I’m an IT professional with a long and varied career. I guess that may stand for something when I say that passwords are like belts AND braces: they give a feeling of security and familiarity, but don’t add anything to the overall function of the system. Perhaps you have a better analogy?
I’ve just gone through the routine of password changing for my employer and this is mandated every 90 days (due to some arcane European law) with attendant rules such as “must be eight characters or more” and including upper, lower case with special characters. Now, that last piece was my undoing today.
I agree with the whole ‘complexity equals security’ thing to some degree but I have at least ten places that I regularly sign into for my work (corporate websites, email client, laptop, file sharing) and I like to keep them in sync – one day’s pain is enough without contemplating different passwords for each. So I take a couple of hours each quarter and hit the buttons, working my way through a list of sites and technologies. I do it in a particular order too – change my BYOD MDM before changing the underlying mobile email client’s so that I don’t time out my access via too many ‘sync’ events while working through the list. It feels a little like standing on one leg while whistling Dixie.

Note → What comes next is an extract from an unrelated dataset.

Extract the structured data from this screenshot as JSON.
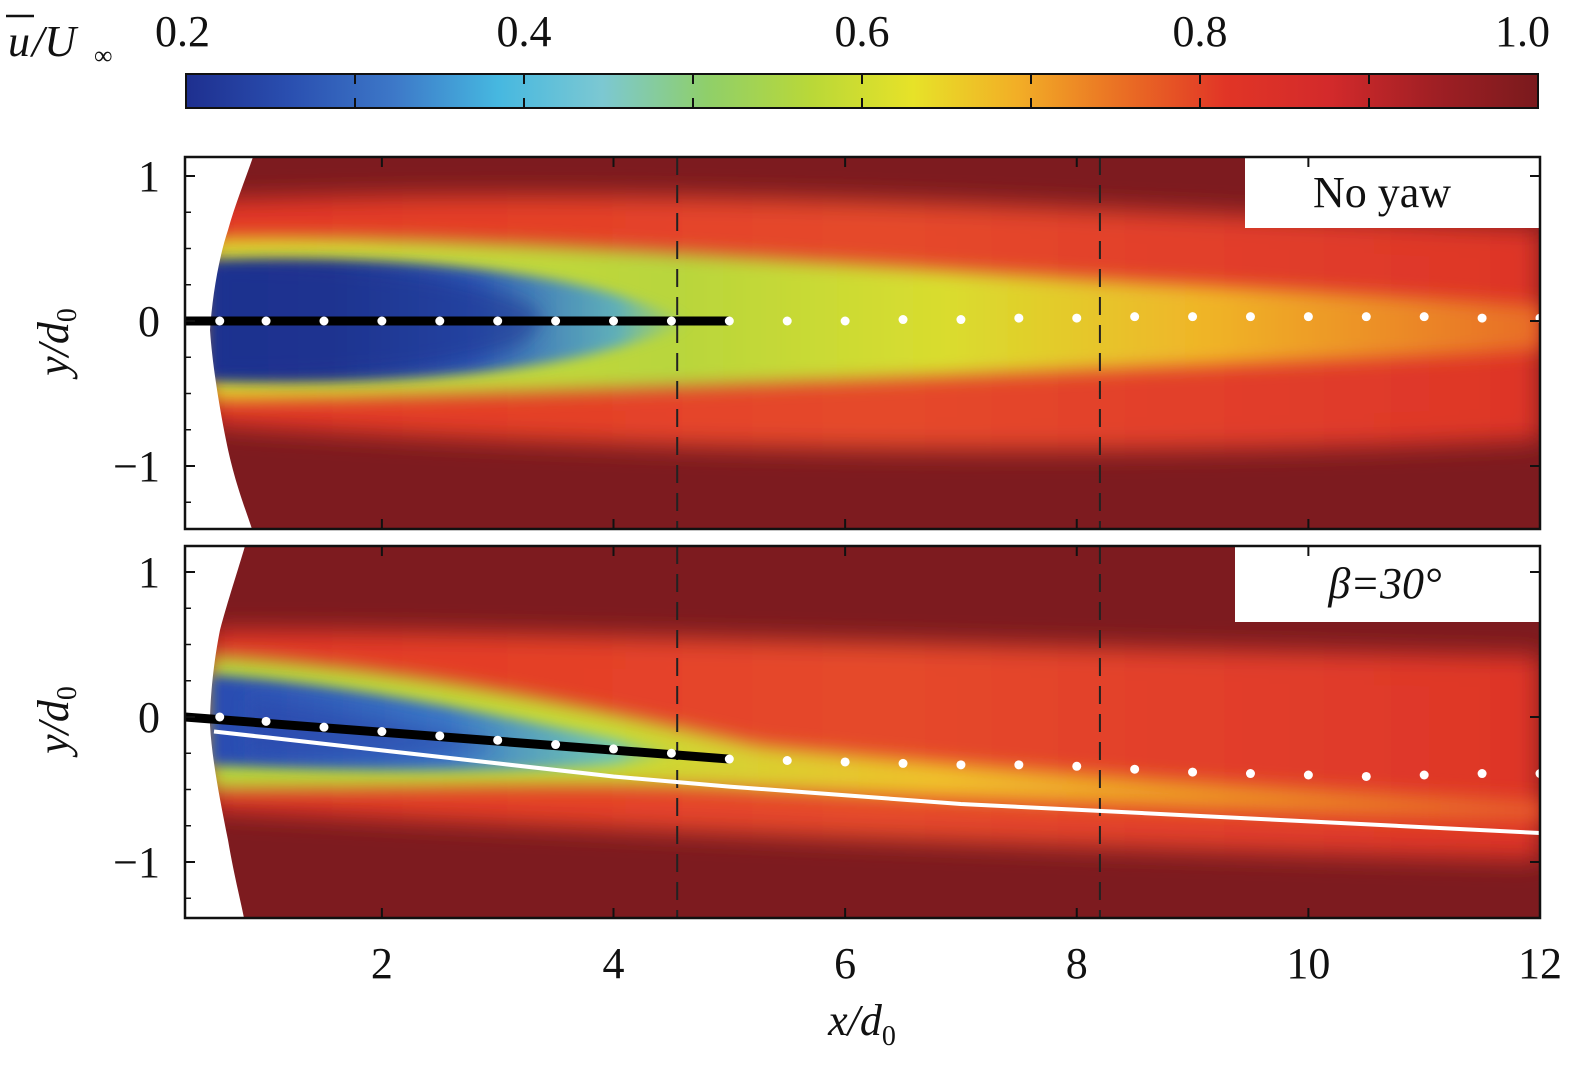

And that’s the thing. I’m very hardened to computing technology’s ability to impose stringent rules and logically do the illogical. I once lost hundreds of hours of typing on a computer program I’d written while doing my degree, all down to a single press of the wrong button. Ever since I’ve held no awe for computing’s infallibility, and today revealed another step on the downwards spiral. For today I chose a special character for my password which represents a currency symbol – pounds, dollars or whatnot. Most of the password systems accepted it but as I reached mid-point through the list one rejected it. With a sigh I substituted another character but then the next rejected that also, leaving me now with THREE different variations of password and no way back.
In case you think I should just change them all to something else – my corporate systems at one point mandate that passwords should not be changed more than once per day, so no, that’s no solution also. Until tomorrow…
We seriously need to rethink this computing paradigm.